In Sudan è ancora lontano un accordo tra forze armate e dimostranti e opposizione. Questi ultimi hanno indetto uno sciopero di 48 ore per fare pressione sui militari che governano con un Consiglio di transizione. «Ci aspettiamo una grande partecipazione. È un avvertimento alle forze armate perché accelerino il trasferimento del potere», ha affermato un portavoce dell’Associazione dei professionisti sudanesi, promotrice delle proteste che il mese scorso hanno portato alla destituzione del presidente Omar al-Bashir. Alla mobilitazione hanno già aderito, tra gli altri, i dipendenti del settore petrolifero e del gas, dell’autorità portuale, i veterinari e gli avvocati, insomma quella che comunemente viene definita la società civile.

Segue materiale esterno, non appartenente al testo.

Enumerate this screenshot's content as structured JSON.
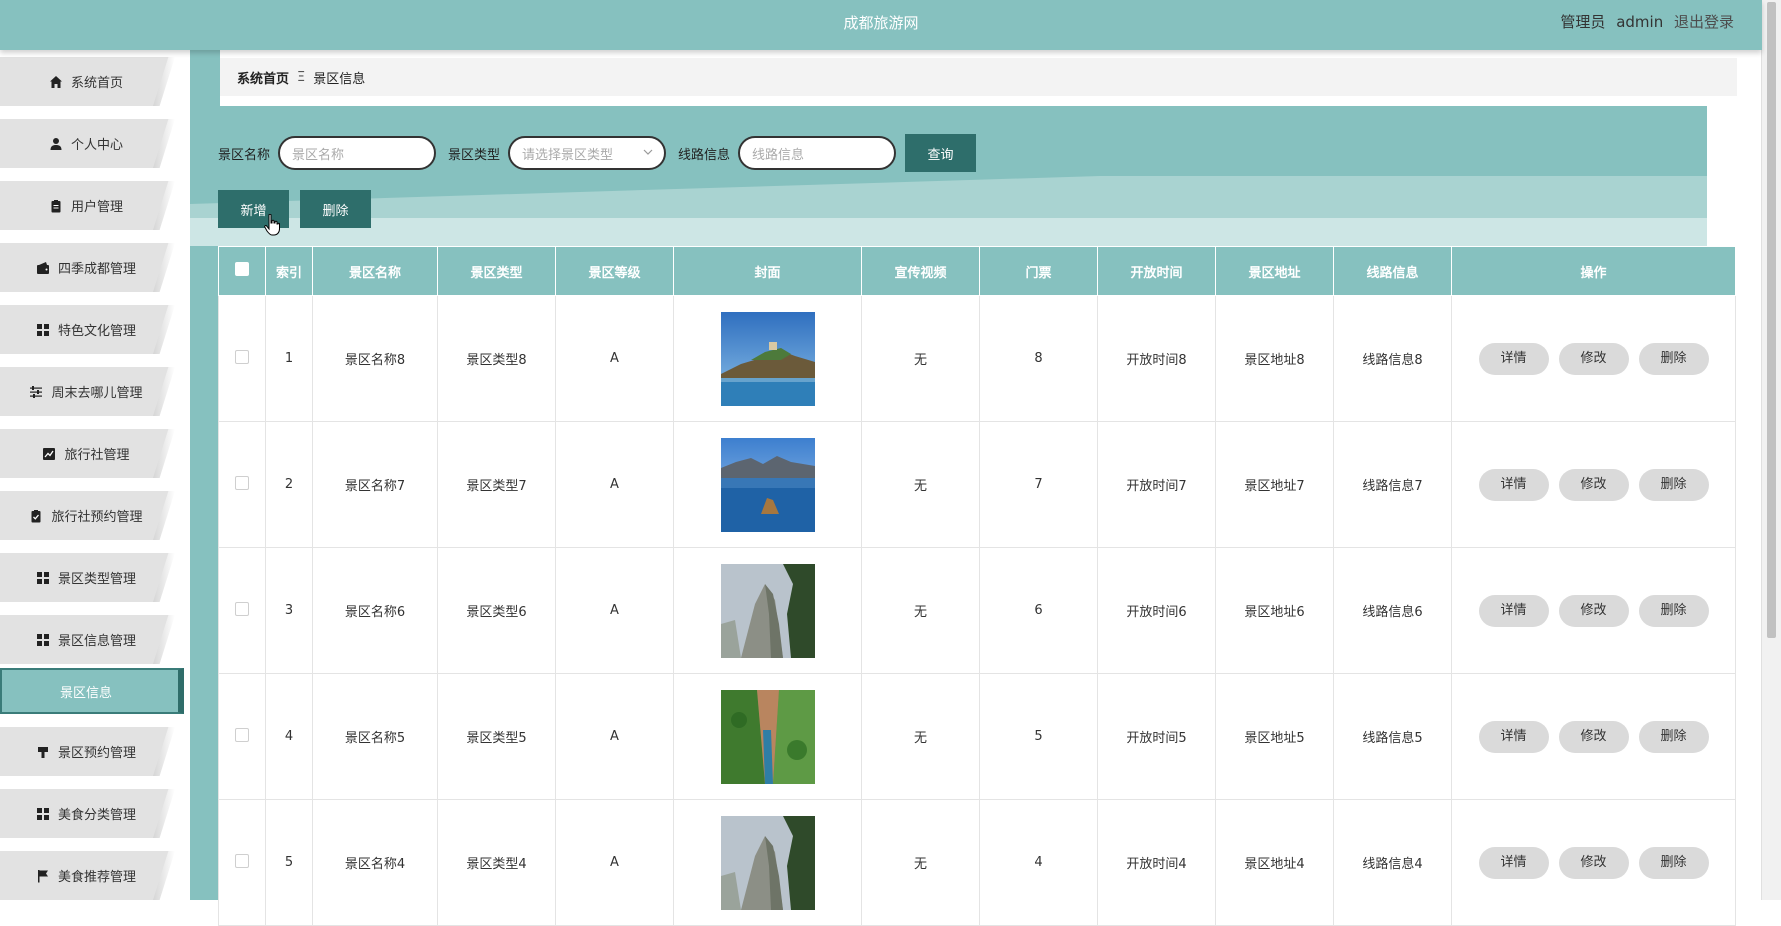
{
  "header": {
    "title": "成都旅游网",
    "role": "管理员",
    "username": "admin",
    "logout": "退出登录"
  },
  "sidebar": {
    "items": [
      {
        "label": "系统首页",
        "icon": "home-icon"
      },
      {
        "label": "个人中心",
        "icon": "user-icon"
      },
      {
        "label": "用户管理",
        "icon": "clipboard-icon"
      },
      {
        "label": "四季成都管理",
        "icon": "wallet-icon"
      },
      {
        "label": "特色文化管理",
        "icon": "grid-icon"
      },
      {
        "label": "周末去哪儿管理",
        "icon": "sliders-icon"
      },
      {
        "label": "旅行社管理",
        "icon": "chart-icon"
      },
      {
        "label": "旅行社预约管理",
        "icon": "clipboard-check-icon"
      },
      {
        "label": "景区类型管理",
        "icon": "grid-icon"
      },
      {
        "label": "景区信息管理",
        "icon": "grid-icon"
      },
      {
        "label": "景区预约管理",
        "icon": "podium-icon"
      },
      {
        "label": "美食分类管理",
        "icon": "grid-icon"
      },
      {
        "label": "美食推荐管理",
        "icon": "flag-icon"
      }
    ],
    "active_sub": "景区信息"
  },
  "breadcrumb": {
    "home": "系统首页",
    "separator": "Ξ",
    "current": "景区信息"
  },
  "search": {
    "name_label": "景区名称",
    "name_placeholder": "景区名称",
    "type_label": "景区类型",
    "type_placeholder": "请选择景区类型",
    "route_label": "线路信息",
    "route_placeholder": "线路信息",
    "query_button": "查询"
  },
  "actions": {
    "add": "新增",
    "delete": "删除"
  },
  "table": {
    "headers": [
      "索引",
      "景区名称",
      "景区类型",
      "景区等级",
      "封面",
      "宣传视频",
      "门票",
      "开放时间",
      "景区地址",
      "线路信息",
      "操作"
    ],
    "rows": [
      {
        "index": "1",
        "name": "景区名称8",
        "type": "景区类型8",
        "level": "A",
        "video": "无",
        "ticket": "8",
        "open": "开放时间8",
        "address": "景区地址8",
        "route": "线路信息8"
      },
      {
        "index": "2",
        "name": "景区名称7",
        "type": "景区类型7",
        "level": "A",
        "video": "无",
        "ticket": "7",
        "open": "开放时间7",
        "address": "景区地址7",
        "route": "线路信息7"
      },
      {
        "index": "3",
        "name": "景区名称6",
        "type": "景区类型6",
        "level": "A",
        "video": "无",
        "ticket": "6",
        "open": "开放时间6",
        "address": "景区地址6",
        "route": "线路信息6"
      },
      {
        "index": "4",
        "name": "景区名称5",
        "type": "景区类型5",
        "level": "A",
        "video": "无",
        "ticket": "5",
        "open": "开放时间5",
        "address": "景区地址5",
        "route": "线路信息5"
      },
      {
        "index": "5",
        "name": "景区名称4",
        "type": "景区类型4",
        "level": "A",
        "video": "无",
        "ticket": "4",
        "open": "开放时间4",
        "address": "景区地址4",
        "route": "线路信息4"
      }
    ],
    "row_actions": {
      "detail": "详情",
      "edit": "修改",
      "delete": "删除"
    }
  },
  "colors": {
    "teal": "#86c1bf",
    "dark_teal": "#2e6e6b",
    "light_gray": "#e2e2e2"
  }
}
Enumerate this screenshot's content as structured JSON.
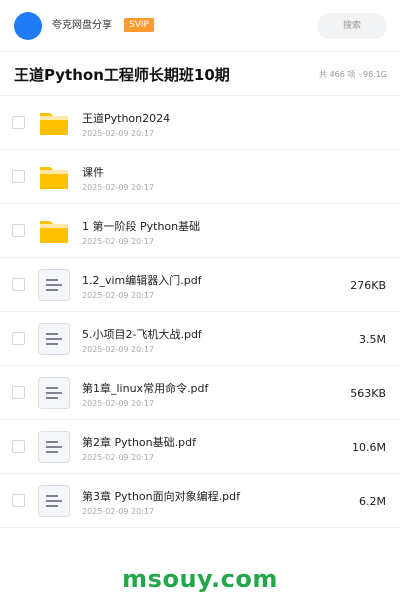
{
  "header": {
    "uploader": "夸克网盘分享",
    "badge": "SVIP",
    "search_placeholder": "搜索"
  },
  "title_bar": {
    "title": "王道Python工程师长期班10期",
    "summary": "共 466 项 · 96.1G"
  },
  "colors": {
    "avatar": "#1f7cf5",
    "badge": "#ff9a2e",
    "folder": "#ffc000",
    "watermark": "#22a84a"
  },
  "files": [
    {
      "type": "folder",
      "icon": "folder-icon",
      "name": "王道Python2024",
      "time": "2025-02-09 20:17",
      "size": ""
    },
    {
      "type": "folder",
      "icon": "folder-icon",
      "name": "课件",
      "time": "2025-02-09 20:17",
      "size": ""
    },
    {
      "type": "folder",
      "icon": "folder-icon",
      "name": "1 第一阶段 Python基础",
      "time": "2025-02-09 20:17",
      "size": ""
    },
    {
      "type": "file",
      "icon": "document-icon",
      "name": "1.2_vim编辑器入门.pdf",
      "time": "2025-02-09 20:17",
      "size": "276KB"
    },
    {
      "type": "file",
      "icon": "document-icon",
      "name": "5.小项目2-飞机大战.pdf",
      "time": "2025-02-09 20:17",
      "size": "3.5M"
    },
    {
      "type": "file",
      "icon": "document-icon",
      "name": "第1章_linux常用命令.pdf",
      "time": "2025-02-09 20:17",
      "size": "563KB"
    },
    {
      "type": "file",
      "icon": "document-icon",
      "name": "第2章 Python基础.pdf",
      "time": "2025-02-09 20:17",
      "size": "10.6M"
    },
    {
      "type": "file",
      "icon": "document-icon",
      "name": "第3章 Python面向对象编程.pdf",
      "time": "2025-02-09 20:17",
      "size": "6.2M"
    }
  ],
  "watermark": "msouy.com"
}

Lo sciopero è stato indetto in seguito al fallimento dei colloqui con il Consiglio militare di transizione per raggiungere un accordo di spartizione del potere nel periodo di transizione. La causa del fallimento riguarda un punto cruciale che per opposizioni e dimostranti è essenziale. Si tratta della composizione del Consiglio sovrano, cioè l’organismo incaricato di guidare il governo durante il periodo di transizione. Il principale punto di contesa resta, in particolare, la presidenza e il numero di rappresentanti che ciascuna parte dovrà avere in seno al Consiglio, di cui ognuna rivendica la maggioranza. Nelle scorse settimane le due parti hanno raggiunto un primo accordo convenendo che il periodo di transizione sarà di tre anni e che il governo transitorio sarà interamente formato dalle Forze per la libertà e il cambiamento e che la maggioranza (il 67%) dell’Assemblea legislativa di transizione sarà riservata ai gruppi di opposizione.
Alle forze che dal dicembre scorso protestano, e che hanno lasciato sulla strada un centinaio di morti, tutto ciò non basta. Vogliono chiudere definitivamente con i militari e con uno Stato che applica la legge coranica. Ciò spiega la grande partecipazione femminile a queste proteste. Nella foto, una donna che arringa il popolo e lo incita alla protesta. L’immagine è diventata virale in Sudan e in molti Paesi africani.